Nichts ist umsonst. Sie soll heimlich Belege beschaffen für eine unsaubere Praxis: „Sie verkaufen ihren eigenen Schrott an sich selbst. Um die Bilanz zu stärken.“ Wer nun meint, in immerhin über fünf Stunden auch nur ein bisschen mehr als das in diesen zwei Sätzen kolportierte „Tagesschau“-Basiswissen zu erfahren, wird enttäuscht. Die Finanzwelt dient vor allem als Kulisse für die üblichen, Thriller-konformen Straftaten wie Nötigung, Körperverletzung, (versuchter) Mord. Und Bestechung (nicht eben originell: ein Maserati und eine Prostituierte für den Finanzbeamten). Oder anders gesagt: Die Aufdeckung der bösen Tricks der Finanzbranche bleibt – wie schon in Dieter Wedels Zweiteiler „Gier“ (2010) – Behauptung. Und am Ende gewinnen – natürlich, als hätte man es nicht geahnt – diejenigen unter den Bankern, die, ohne Rücksicht auf Sparer und Phrasen dreschende Politiker, auf den großen Crash wetten.

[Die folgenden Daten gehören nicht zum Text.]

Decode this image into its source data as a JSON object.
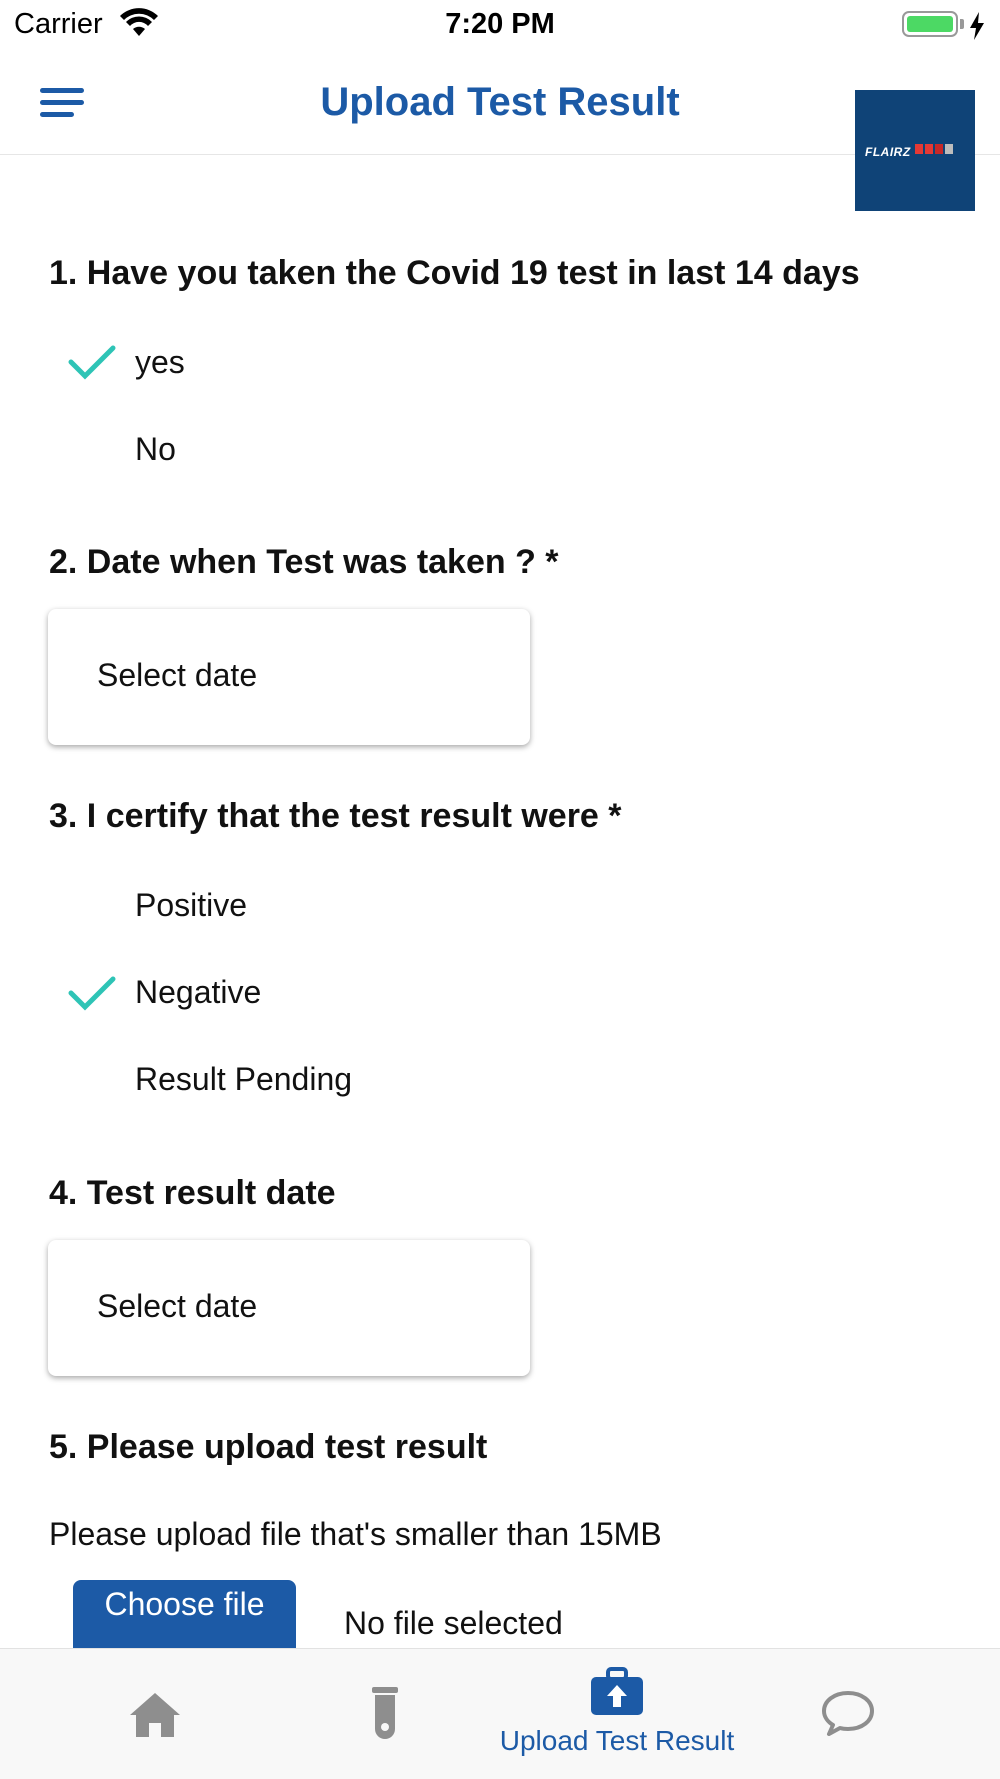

Apropos Dieter Wedel. Eine ganz neue Kritiker-Disziplin sieht vor, alle neuen Filme unter das „#MeToo“-Mikroskop zu legen. „Du wirst noch früh genug begreifen, wie dieses System von Männern dominiert wird,“ klärt die Chefin die Jungbankerin auf. Da hat die schon längst einem Studenten, der sie auf ein Praktikum in der Bank angesprochen hat, ihre Bedingungen genannt: „Klar. Wenn du mir die Muschi leckst.“
PS: Am 30.8.2016 hatte ich in dieser Zeitung angekündigt, künftig keine Filme des Regisseurs Christian Schwochow mehr zu besprechen. Nun ist es doch wieder passiert. Ich habe es – den Regisseur und (s)eine persönliche Handschrift – nämlich glatt übersehen. So sehr erscheint „Bad Banks“ als zeitgemäßes „Writers' Room“-Produkt („Headautor“: Oliver Kienle). Die ARD hat „Babylon Berlin“ – so nah wie mit „Bad Banks“ war das ZDF noch nie dran am internationalen Seriengeschehen.